I could go on for hours about this but V almost plays itself. In any Civ prior to V you'll get your shit stomped in if you spend too much time dicking around but in V you really have to go out of your way to lose.
>The entire game is fricked beyond belief without heavy modding
I don't think 3 is a work of art or anything but that's a bit of an exaggeration, it's quite playable in vanilla
I played like 40 hours of Civ 5 years ago and never got into it.
Bought the entire Civ6 bundle and found it a whole lot easier to get into. It's a great game, even if I have no love for the Disney style character art.
>paying for games
6 is like 5 if it had mechanics. It's the best hex civ by far.
If it had too much bloat, you mean
The mechanics that 6 had don't improve the game at all, in fact they slow it down for no good reason. The game also looks worse, has no good mods and its not gonna get better any time soon.
Personally V is probably the best.
Good joke
4cel cope
On this same topic, should I get the whole platinum bundle with both expansion DLCs if I'm just curious about Civ 6 or is the base game enough? Sure I'm being a cheapass but 6 bucks is still better than 15, especially given how it's impossible to stop playing Civ before 2 hours in order to get a refund.
Or maybe I should just pirate it.
You want all of the DLC, the game is almost barebones without it
Probably not, Civ VI is known for having bloated mechanics.
Don’t bother with the expansions. All of the features that are unique to it are awful.
the one with best tutorial
Its centered around districts but I never liked them. For a newcomer they are guesswork until you realize by midgame you that science districts are obligatory and you pick one of the rest according to the victory type you will shoot for.

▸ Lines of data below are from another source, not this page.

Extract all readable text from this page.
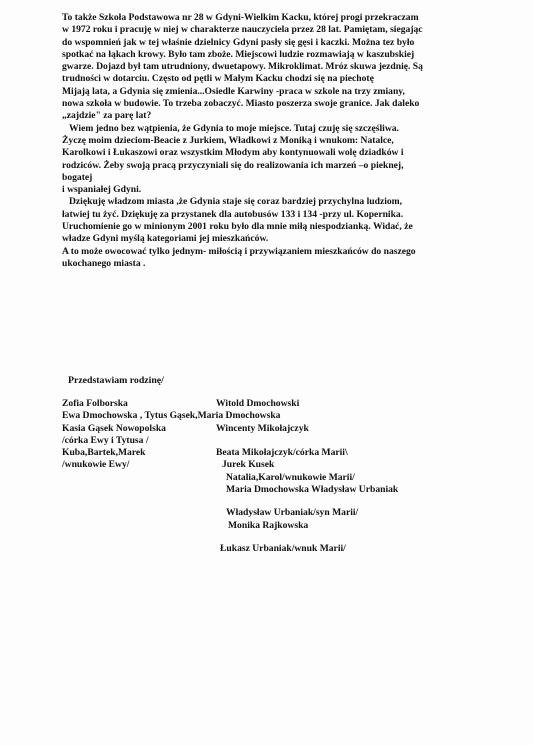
To także Szkoła Podstawowa nr 28 w Gdyni-Wielkim Kacku, której progi przekraczam
w 1972 roku i pracuję w niej w charakterze nauczyciela przez 28 lat. Pamiętam, siegając
do wspomnień jak w tej właśnie dzielnicy Gdyni pasły się gęsi i kaczki. Można tez było
spotkać na łąkach krowy. Było tam zboże. Miejscowi ludzie rozmawiają w kaszubskiej
gwarze. Dojazd był tam utrudniony, dwuetapowy. Mikroklimat. Mróz skuwa jezdnię. Są
trudności w dotarciu. Często od pętli w Małym Kacku chodzi się na piechotę
Mijają lata, a Gdynia się zmienia...Osiedle Karwiny -praca w szkole na trzy zmiany,
nowa szkoła w budowie. To trzeba zobaczyć. Miasto poszerza swoje granice. Jak daleko
„zajdzie" za parę lat?
Wiem jedno bez wątpienia, że Gdynia to moje miejsce. Tutaj czuję się szczęśliwa.
Życzę moim dzieciom-Beacie z Jurkiem, Władkowi z Moniką i wnukom: Natalce,
Karolkowi i Łukaszowi oraz wszystkim Młodym aby kontynuowali wolę dziadków i
rodziców. Żeby swoją pracą przyczyniali się do realizowania ich marzeń –o pieknej,
bogatej
i wspaniałej Gdyni.
Dziękuję władzom miasta ,że Gdynia staje się coraz bardziej przychylna ludziom,
łatwiej tu żyć. Dziękuję za przystanek dla autobusów 133 i 134 -przy ul. Kopernika.
Uruchomienie go w minionym 2001 roku było dla mnie miłą niespodzianką. Widać, że
władze Gdyni myślą kategoriami jej mieszkańców.
A to może owocować tylko jednym- miłością i przywiązaniem mieszkańców do naszego
ukochanego miasta .

Przedstawiam rodzinę/
Zofia Folborska
Ewa Dmochowska , Tytus Gąsek,Maria Dmochowska
Kasia Gąsek Nowopolska
/córka Ewy i Tytusa /
Kuba,Bartek,Marek
/wnukowie Ewy/
Witold Dmochowski

Wincenty Mikołajczyk

Beata Mikołajczyk/córka Marii\
Jurek Kusek
Natalia,Karol/wnukowie Marii/
Maria Dmochowska Władysław Urbaniak
Władysław Urbaniak/syn Marii/
Monika Rajkowska
Łukasz Urbaniak/wnuk Marii/
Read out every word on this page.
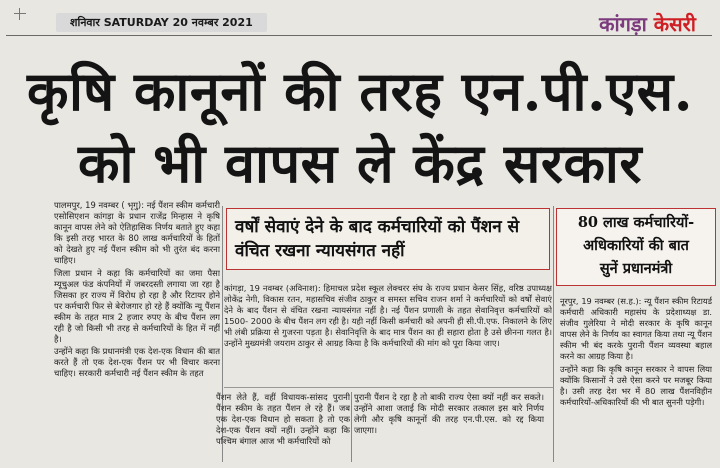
शनिवार SATURDAY 20 नवम्बर 2021	कांगड़ा केसरी
कृषि कानूनों की तरह एन.पी.एस.
को भी वापस ले केंद्र सरकार

पालमपुर, 19 नवम्बर ( भृगु): नई पैंशन स्कीम कर्मचारी एसोसिएशन कांगड़ा के प्रधान राजेंद्र मिन्हास ने कृषि कानून वापस लेने को ऐतिहासिक निर्णय बताते हुए कहा कि इसी तरह भारत के 80 लाख कर्मचारियों के हितों को देखते हुए नई पैंशन स्कीम को भी तुरंत बंद करना चाहिए।

जिला प्रधान ने कहा कि कर्मचारियों का जमा पैसा म्यूचुअल फंड कंपनियों में जबरदस्ती लगाया जा रहा है जिसका हर राज्य में विरोध हो रहा है और रिटायर होने पर कर्मचारी फिर से बेरोजगार हो रहे हैं क्योंकि न्यू पैंशन स्कीम के तहत मात्र 2 हजार रुपए के बीच पैंशन लग रही है जो किसी भी तरह से कर्मचारियों के हित में नहीं है।

उन्होंने कहा कि प्रधानमंत्री एक देश-एक विधान की बात करते हैं तो एक देश-एक पैंशन पर भी विचार करना चाहिए। सरकारी कर्मचारी नई पैंशन स्कीम के तहत

वर्षों सेवाएं देने के बाद कर्मचारियों को पैंशन से वंचित रखना न्यायसंगत नहीं
कांगड़ा, 19 नवम्बर (अविनाश): हिमाचल प्रदेश स्कूल लेक्चरर संघ के राज्य प्रधान केसर सिंह, वरिष्ठ उपाध्यक्ष लोकेंद्र नेगी, विकास रतन, महासचिव संजीव ठाकुर व समस्त सचिव राजन शर्मा ने कर्मचारियों को वर्षों सेवाएं देने के बाद पैंशन से वंचित रखना न्यायसंगत नहीं है। नई पैंशन प्रणाली के तहत सेवानिवृत्त कर्मचारियों को 1500- 2000 के बीच पैंशन लग रही है। यही नहीं किसी कर्मचारी को अपनी ही सी.पी.एफ. निकालने के लिए भी लंबी प्रक्रिया से गुजरना पड़ता है। सेवानिवृत्ति के बाद मात्र पैंशन का ही सहारा होता है उसे छीनना गलत है। उन्होंने मुख्यमंत्री जयराम ठाकुर से आग्रह किया है कि कर्मचारियों की मांग को पूरा किया जाए।
पैंशन लेते हैं, वहीं विधायक-सांसद पुरानी पैंशन स्कीम के तहत पैंशन ले रहे हैं। जब एक देश-एक विधान हो सकता है तो एक देश-एक पैंशन क्यों नहीं। उन्होंने कहा कि पश्चिम बंगाल आज भी कर्मचारियों को
पुरानी पैंशन दे रहा है तो बाकी राज्य ऐसा क्यों नहीं कर सकते। उन्होंने आशा जताई कि मोदी सरकार तत्काल इस बारे निर्णय लेगी और कृषि कानूनों की तरह एन.पी.एस. को रद्द किया जाएगा।
80 लाख कर्मचारियों-
अधिकारियों की बात
सुनें प्रधानमंत्री

नूरपुर, 19 नवम्बर (स.ह.): न्यू पैंशन स्कीम रिटायर्ड कर्मचारी अधिकारी महासंघ के प्रदेशाध्यक्ष डा. संजीव गुलेरिया ने मोदी सरकार के कृषि कानून वापस लेने के निर्णय का स्वागत किया तथा न्यू पैंशन स्कीम भी बंद करके पुरानी पैंशन व्यवस्था बहाल करने का आग्रह किया है।

उन्होंने कहा कि कृषि कानून सरकार ने वापस लिया क्योंकि किसानों ने उसे ऐसा करने पर मजबूर किया है। उसी तरह देश भर में 80 लाख पैंशनविहीन कर्मचारियों-अधिकारियों की भी बात सुननी पड़ेगी।
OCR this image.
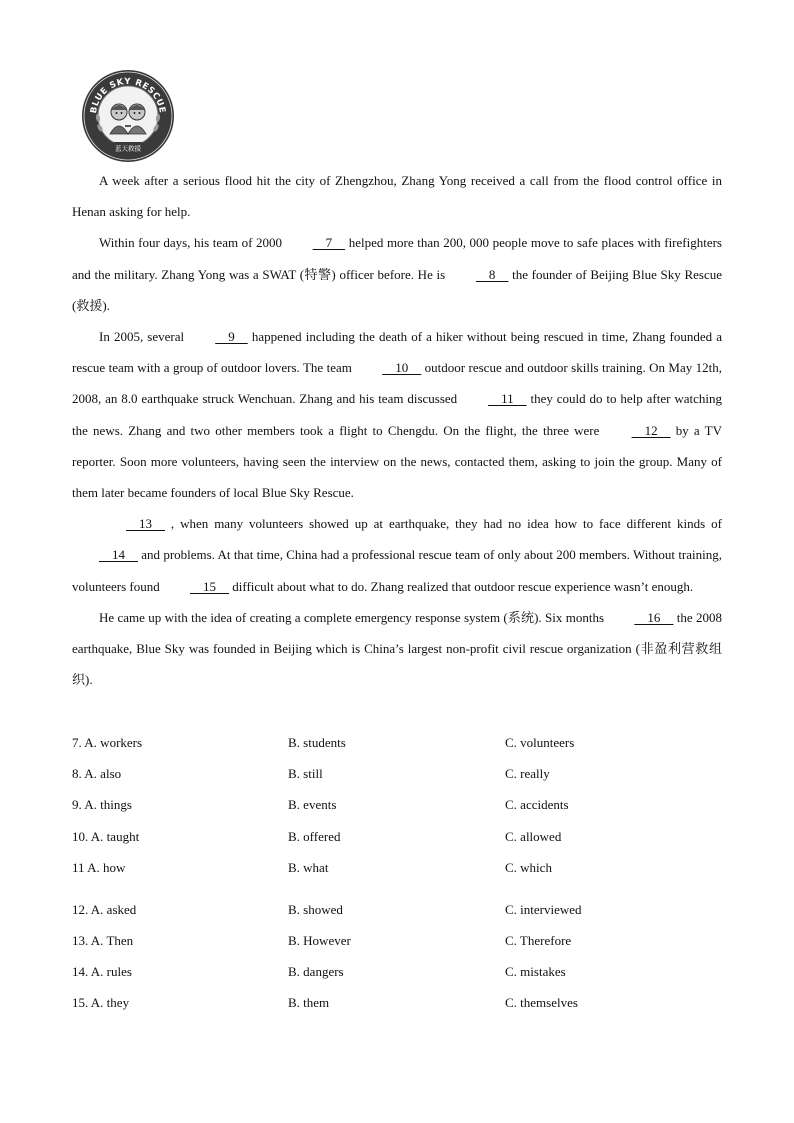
BLUE SKY RESCUE
蓝天救援

A week after a serious flood hit the city of Zhengzhou, Zhang Yong received a call from the flood control office in Henan asking for help.

Within four days, his team of 2000     7     helped more than 200, 000 people move to safe places with firefighters and the military. Zhang Yong was a SWAT (特警) officer before. He is     8     the founder of Beijing Blue Sky Rescue (救援).

In 2005, several     9     happened including the death of a hiker without being rescued in time, Zhang founded a rescue team with a group of outdoor lovers. The team     10     outdoor rescue and outdoor skills training. On May 12th, 2008, an 8.0 earthquake struck Wenchuan. Zhang and his team discussed     11     they could do to help after watching the news. Zhang and two other members took a flight to Chengdu. On the flight, the three were     12     by a TV reporter. Soon more volunteers, having seen the interview on the news, contacted them, asking to join the group. Many of them later became founders of local Blue Sky Rescue.

13     , when many volunteers showed up at earthquake, they had no idea how to face different kinds of     14     and problems. At that time, China had a professional rescue team of only about 200 members. Without training, volunteers found     15     difficult about what to do. Zhang realized that outdoor rescue experience wasn’t enough.

He came up with the idea of creating a complete emergency response system (系统). Six months     16     the 2008 earthquake, Blue Sky was founded in Beijing which is China’s largest non-profit civil rescue organization (非盈利营救组织).

7. A. workers	B. students	C. volunteers
8. A. also	B. still	C. really
9. A. things	B. events	C. accidents
10. A. taught	B. offered	C. allowed
11 A. how	B. what	C. which
12. A. asked	B. showed	C. interviewed
13. A. Then	B. However	C. Therefore
14. A. rules	B. dangers	C. mistakes
15. A. they	B. them	C. themselves
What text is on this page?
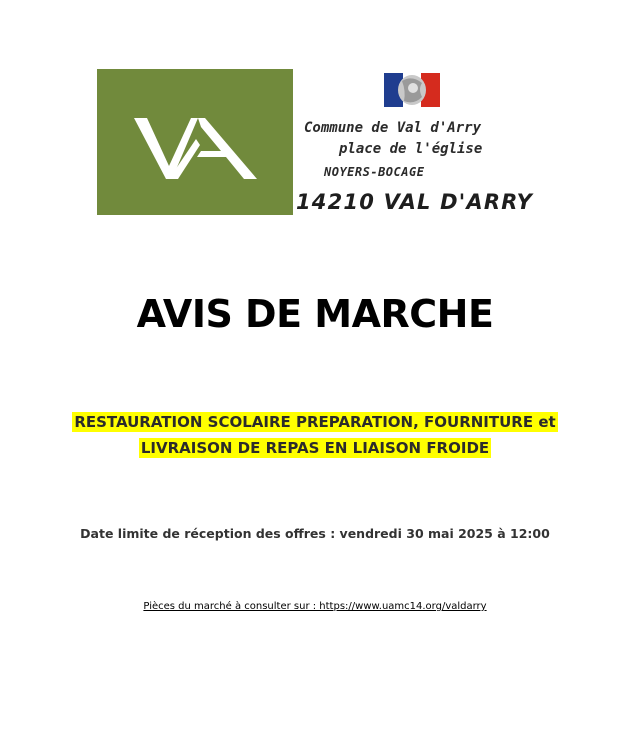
Commune de Val d'Arry
place de l'église
NOYERS-BOCAGE
14210 VAL D'ARRY
AVIS DE MARCHE
RESTAURATION SCOLAIRE PREPARATION, FOURNITURE et
LIVRAISON DE REPAS EN LIAISON FROIDE
Date limite de réception des offres : vendredi 30 mai 2025 à 12:00
Pièces du marché à consulter sur : https://www.uamc14.org/valdarry
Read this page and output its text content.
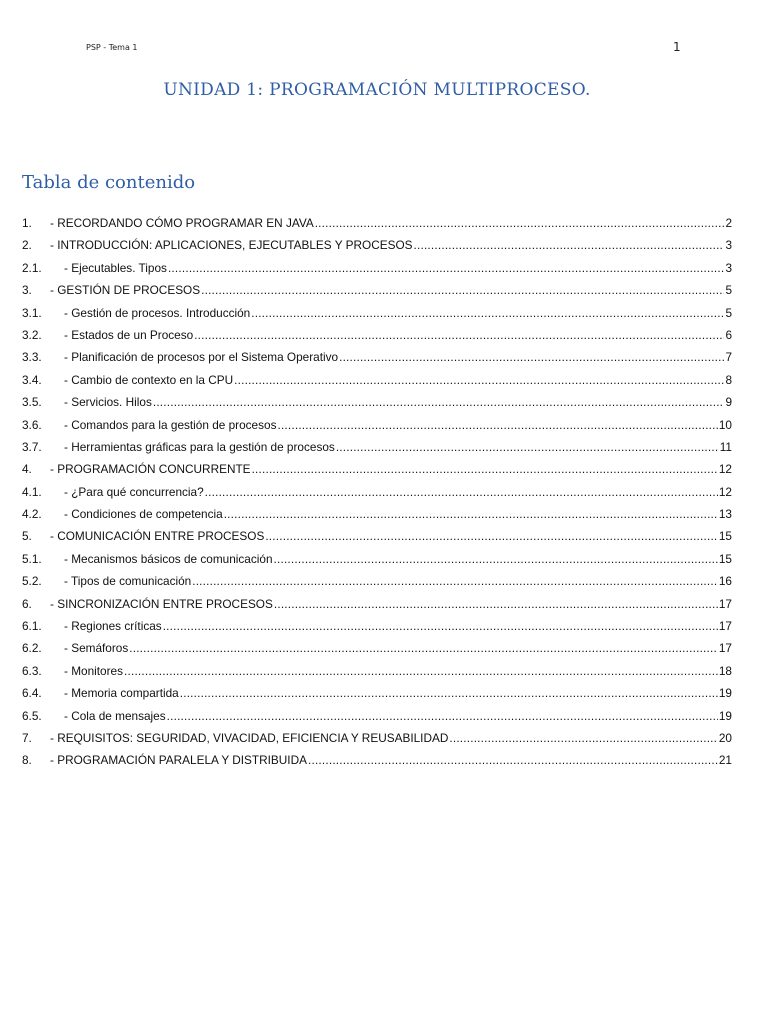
PSP - Tema 1	1
UNIDAD 1: PROGRAMACIÓN MULTIPROCESO.
Tabla de contenido
1.	- RECORDANDO CÓMO PROGRAMAR EN JAVA .....	2
2.	- INTRODUCCIÓN: APLICACIONES, EJECUTABLES Y PROCESOS .....	3
2.1.	- Ejecutables. Tipos .....	3
3.	- GESTIÓN DE PROCESOS .....	5
3.1.	- Gestión de procesos. Introducción .....	5
3.2.	- Estados de un Proceso .....	6
3.3.	- Planificación de procesos por el Sistema Operativo .....	7
3.4.	- Cambio de contexto en la CPU .....	8
3.5.	- Servicios. Hilos .....	9
3.6.	- Comandos para la gestión de procesos .....	10
3.7.	- Herramientas gráficas para la gestión de procesos .....	11
4.	- PROGRAMACIÓN CONCURRENTE .....	12
4.1.	- ¿Para qué concurrencia? .....	12
4.2.	- Condiciones de competencia .....	13
5.	- COMUNICACIÓN ENTRE PROCESOS .....	15
5.1.	- Mecanismos básicos de comunicación .....	15
5.2.	- Tipos de comunicación .....	16
6.	- SINCRONIZACIÓN ENTRE PROCESOS .....	17
6.1.	- Regiones críticas .....	17
6.2.	- Semáforos .....	17
6.3.	- Monitores .....	18
6.4.	- Memoria compartida .....	19
6.5.	- Cola de mensajes .....	19
7.	- REQUISITOS: SEGURIDAD, VIVACIDAD, EFICIENCIA Y REUSABILIDAD .....	20
8.	- PROGRAMACIÓN PARALELA Y DISTRIBUIDA .....	21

Once done you're stuck with them, no refunds, and cities are so hard to grow their income comes from the districts already there, so the only way to increase income is with newer cities but settlers become a pain to build as their cost rises.
I recommend civs 3 or 4. 3 doesn't punish you but makes new cities useless due to corruption which gets annoying. civ4 overall is the best in balancing building up your current cities against expanding. The only donwnside is it does punish you when you get around 10 cities with maintenance costs and it can be a newbie trap especially if you land a poor map
I prefer 5. 6 is okay but 4 is a little eh because of doomstacks. I like that religion is actually a victory type in 6 and districts are kind of fun when you get to know them, but actual gameplay wise 5 is just more polished. Civ 6 doesn't even have a functioning trade route menu. In 5, you click it, you can see all available routes, all current routes, and reorder them as you please. If you settle hundreds of cities it might crash, but that's okay. Civ 6 though, they just give you a completely unordered excel column that you have to scroll through all the way if you want to find anything. That's just one little nitpick, but it's just the tip of the iceberg really. They unlearned a ton of shit from civ5. I hope civ 7 manages to combine the two into a better game overall but let's not get false hope
>Civ VI
>good
No
>for first time
Frick no
If you never played Civ, then 2 is where you should be learning the ropes. If you master Civ 2 loop, you will do great in all 4X. If you start with any other, you will be good in that specific Civ and not much else.
That's a pretty good deal. I went and checked if CIV 5 was also on sale, because i remember getting everything for like 5-10 bucks and it was def worth it. If you've never played Civ before, I'd say just get it. You'll get a ton of hours out of it and if somehow you get tired of it before civ 7 arrives you can always grab 5 and 4 on sale at some point in the future too.